Tymczasem do pierwszej groźnej okazji doszła Stal. W 8. minucie piłkę niemalże z linii bramkowej wybił Lukas Spendlhofer i uratował gospodarzy przed utratą bramki. W 16. minucie podania od Kacpra Karaska nie wykorzystał Maciej Ambrosiewicz.

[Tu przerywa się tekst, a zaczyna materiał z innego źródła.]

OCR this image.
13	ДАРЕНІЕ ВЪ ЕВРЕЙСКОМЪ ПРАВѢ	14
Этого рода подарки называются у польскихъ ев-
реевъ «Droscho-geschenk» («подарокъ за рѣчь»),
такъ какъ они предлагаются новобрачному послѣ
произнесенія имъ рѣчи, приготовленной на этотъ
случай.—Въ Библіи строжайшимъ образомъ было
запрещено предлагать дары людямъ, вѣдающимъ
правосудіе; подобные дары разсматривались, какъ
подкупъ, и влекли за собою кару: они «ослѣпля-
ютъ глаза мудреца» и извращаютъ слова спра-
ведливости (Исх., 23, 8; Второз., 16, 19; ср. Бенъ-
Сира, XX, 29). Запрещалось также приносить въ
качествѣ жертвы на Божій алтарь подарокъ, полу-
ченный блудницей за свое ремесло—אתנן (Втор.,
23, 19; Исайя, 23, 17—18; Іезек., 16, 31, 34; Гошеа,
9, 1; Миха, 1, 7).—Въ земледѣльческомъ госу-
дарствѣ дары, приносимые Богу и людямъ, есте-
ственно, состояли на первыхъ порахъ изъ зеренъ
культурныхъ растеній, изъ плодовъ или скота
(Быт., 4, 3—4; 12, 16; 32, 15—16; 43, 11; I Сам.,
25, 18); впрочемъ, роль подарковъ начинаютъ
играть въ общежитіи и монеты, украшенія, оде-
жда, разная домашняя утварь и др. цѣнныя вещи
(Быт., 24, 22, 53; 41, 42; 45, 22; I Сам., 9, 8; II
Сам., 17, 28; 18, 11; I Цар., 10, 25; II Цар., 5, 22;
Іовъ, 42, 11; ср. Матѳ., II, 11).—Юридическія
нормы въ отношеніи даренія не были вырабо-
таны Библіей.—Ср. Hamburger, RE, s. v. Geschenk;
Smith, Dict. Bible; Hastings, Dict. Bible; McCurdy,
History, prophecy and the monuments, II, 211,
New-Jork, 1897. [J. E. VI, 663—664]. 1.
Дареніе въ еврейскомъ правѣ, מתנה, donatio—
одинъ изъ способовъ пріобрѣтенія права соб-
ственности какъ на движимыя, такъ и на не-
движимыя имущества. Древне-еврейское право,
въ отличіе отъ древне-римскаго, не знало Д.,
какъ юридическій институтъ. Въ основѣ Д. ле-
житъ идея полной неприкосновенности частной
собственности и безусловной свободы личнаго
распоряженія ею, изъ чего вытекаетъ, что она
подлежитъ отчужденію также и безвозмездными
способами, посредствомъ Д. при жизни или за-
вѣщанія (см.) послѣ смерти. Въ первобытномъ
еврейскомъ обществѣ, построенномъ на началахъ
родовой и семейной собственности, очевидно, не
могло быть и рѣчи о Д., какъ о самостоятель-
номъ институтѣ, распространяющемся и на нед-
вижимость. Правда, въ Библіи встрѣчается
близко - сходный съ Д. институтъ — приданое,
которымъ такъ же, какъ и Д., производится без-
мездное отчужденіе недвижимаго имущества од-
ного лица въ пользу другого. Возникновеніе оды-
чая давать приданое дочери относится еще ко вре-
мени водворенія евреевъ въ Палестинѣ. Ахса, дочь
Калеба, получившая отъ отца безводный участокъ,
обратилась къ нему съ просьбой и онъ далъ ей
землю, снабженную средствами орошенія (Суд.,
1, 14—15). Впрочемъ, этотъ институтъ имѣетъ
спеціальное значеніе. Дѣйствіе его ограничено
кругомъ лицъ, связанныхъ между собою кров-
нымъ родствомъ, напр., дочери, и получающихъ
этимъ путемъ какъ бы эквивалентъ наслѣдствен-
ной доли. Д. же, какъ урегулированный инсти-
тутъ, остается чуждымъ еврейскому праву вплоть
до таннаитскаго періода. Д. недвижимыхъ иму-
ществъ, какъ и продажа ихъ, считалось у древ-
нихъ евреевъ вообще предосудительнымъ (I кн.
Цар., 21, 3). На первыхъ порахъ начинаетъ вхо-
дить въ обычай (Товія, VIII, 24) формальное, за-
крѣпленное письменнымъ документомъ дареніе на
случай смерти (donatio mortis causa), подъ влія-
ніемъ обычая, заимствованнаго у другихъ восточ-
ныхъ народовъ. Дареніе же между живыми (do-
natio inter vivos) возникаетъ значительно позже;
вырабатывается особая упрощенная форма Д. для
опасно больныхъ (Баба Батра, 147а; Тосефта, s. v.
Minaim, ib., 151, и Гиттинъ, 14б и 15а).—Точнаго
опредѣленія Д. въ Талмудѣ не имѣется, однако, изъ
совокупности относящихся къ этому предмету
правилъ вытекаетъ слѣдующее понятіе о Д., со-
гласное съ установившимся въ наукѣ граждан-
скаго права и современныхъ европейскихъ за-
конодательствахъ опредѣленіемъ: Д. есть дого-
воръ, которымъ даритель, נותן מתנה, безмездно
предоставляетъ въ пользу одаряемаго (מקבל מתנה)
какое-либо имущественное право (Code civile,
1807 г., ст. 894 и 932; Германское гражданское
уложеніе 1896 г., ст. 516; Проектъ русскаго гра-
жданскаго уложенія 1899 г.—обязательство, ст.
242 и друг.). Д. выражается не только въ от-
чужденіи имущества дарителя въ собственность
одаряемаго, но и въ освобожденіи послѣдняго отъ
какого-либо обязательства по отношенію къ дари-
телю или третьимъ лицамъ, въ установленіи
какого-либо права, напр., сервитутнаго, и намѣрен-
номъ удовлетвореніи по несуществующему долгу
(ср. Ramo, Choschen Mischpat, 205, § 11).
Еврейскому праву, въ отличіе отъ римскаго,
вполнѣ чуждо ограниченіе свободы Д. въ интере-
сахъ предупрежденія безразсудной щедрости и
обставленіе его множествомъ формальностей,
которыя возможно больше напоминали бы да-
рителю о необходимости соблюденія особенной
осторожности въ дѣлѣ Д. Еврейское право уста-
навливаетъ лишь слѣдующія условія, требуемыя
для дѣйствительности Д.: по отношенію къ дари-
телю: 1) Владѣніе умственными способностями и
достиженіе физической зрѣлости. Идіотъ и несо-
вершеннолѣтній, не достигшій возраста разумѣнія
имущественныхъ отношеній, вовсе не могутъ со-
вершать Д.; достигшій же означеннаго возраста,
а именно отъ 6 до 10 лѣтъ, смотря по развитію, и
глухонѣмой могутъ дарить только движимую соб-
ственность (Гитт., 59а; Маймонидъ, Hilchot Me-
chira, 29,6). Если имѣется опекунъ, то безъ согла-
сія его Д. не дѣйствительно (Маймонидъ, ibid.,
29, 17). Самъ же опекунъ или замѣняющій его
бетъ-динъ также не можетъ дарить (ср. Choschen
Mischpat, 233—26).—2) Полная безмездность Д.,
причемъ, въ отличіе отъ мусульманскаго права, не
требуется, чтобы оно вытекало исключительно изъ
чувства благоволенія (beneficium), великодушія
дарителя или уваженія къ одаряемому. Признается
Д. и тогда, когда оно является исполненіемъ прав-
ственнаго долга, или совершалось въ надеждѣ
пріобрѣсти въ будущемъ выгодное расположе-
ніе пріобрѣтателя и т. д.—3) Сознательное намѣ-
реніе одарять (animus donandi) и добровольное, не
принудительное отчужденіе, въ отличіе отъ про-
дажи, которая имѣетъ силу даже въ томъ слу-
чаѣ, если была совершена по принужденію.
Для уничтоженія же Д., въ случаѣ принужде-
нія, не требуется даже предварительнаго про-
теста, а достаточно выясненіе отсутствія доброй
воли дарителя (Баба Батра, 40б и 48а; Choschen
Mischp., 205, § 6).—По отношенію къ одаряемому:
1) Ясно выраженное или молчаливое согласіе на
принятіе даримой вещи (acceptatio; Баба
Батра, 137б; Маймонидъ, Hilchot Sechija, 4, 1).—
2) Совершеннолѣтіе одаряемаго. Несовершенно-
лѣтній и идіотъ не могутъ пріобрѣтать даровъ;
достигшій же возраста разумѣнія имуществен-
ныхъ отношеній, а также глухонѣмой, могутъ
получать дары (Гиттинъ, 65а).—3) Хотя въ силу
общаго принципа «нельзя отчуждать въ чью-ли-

W pierwszej połowie oglądaliśmy niecelne dośrodkowania Adama Radwańskiego, próby Hilbrychta i Karaska, ale bezskuteczne. Tak było aż do 40. minuty, gdy piłkę do bramki po dośrodkowaniu Adama Radwańskiego skierował Kacper Karasek. Druga część rozpoczęła się od akcji Damiana Hilbrychta, który posłał piłkę płasko do Braneckiego. Podanie przeciął jednak obrońca rzeszowian. W 50. minucie szarży przez środek boiska spróbował Radwański, za daleko jednak wypuścił piłkę i atak został udaremniony przez gracza Stali. Z każdą kolejną minutą przyjezdni przejmowali inicjatywę i w 79. minucie doprowadzili do wyrównania za sprawą gola Jesusa Diaza. Na tym jednak nie poprzestali. W 90. minucie po błędzie Biedrzyckiego na czystą pozycję wyszedł Adler, który poradził sobie z trzema obrońcami Bruk-Betu i trafił, ustalając wynik spotkania na 1:2.

Bruk-Bet Termalica Nieciecza - Stal Rzeszów 1:2 (1:0).

Bramki: 1:0 Kacper Karasek (40-głową), 1:1 Jesus Diaz (79), 1:2 Adler Da Silva (90).

Żółta kartka – Bruk-Bet Termalica Nieciecza: Kacper Karasek, Lukas Spendlhofer; Stal Rzeszów: Kamil Kościelny, Andreja Prokic, Karol Łysiak.

Sędzia: Tomasz Wajda (Żywiec). Widzów: 1 413.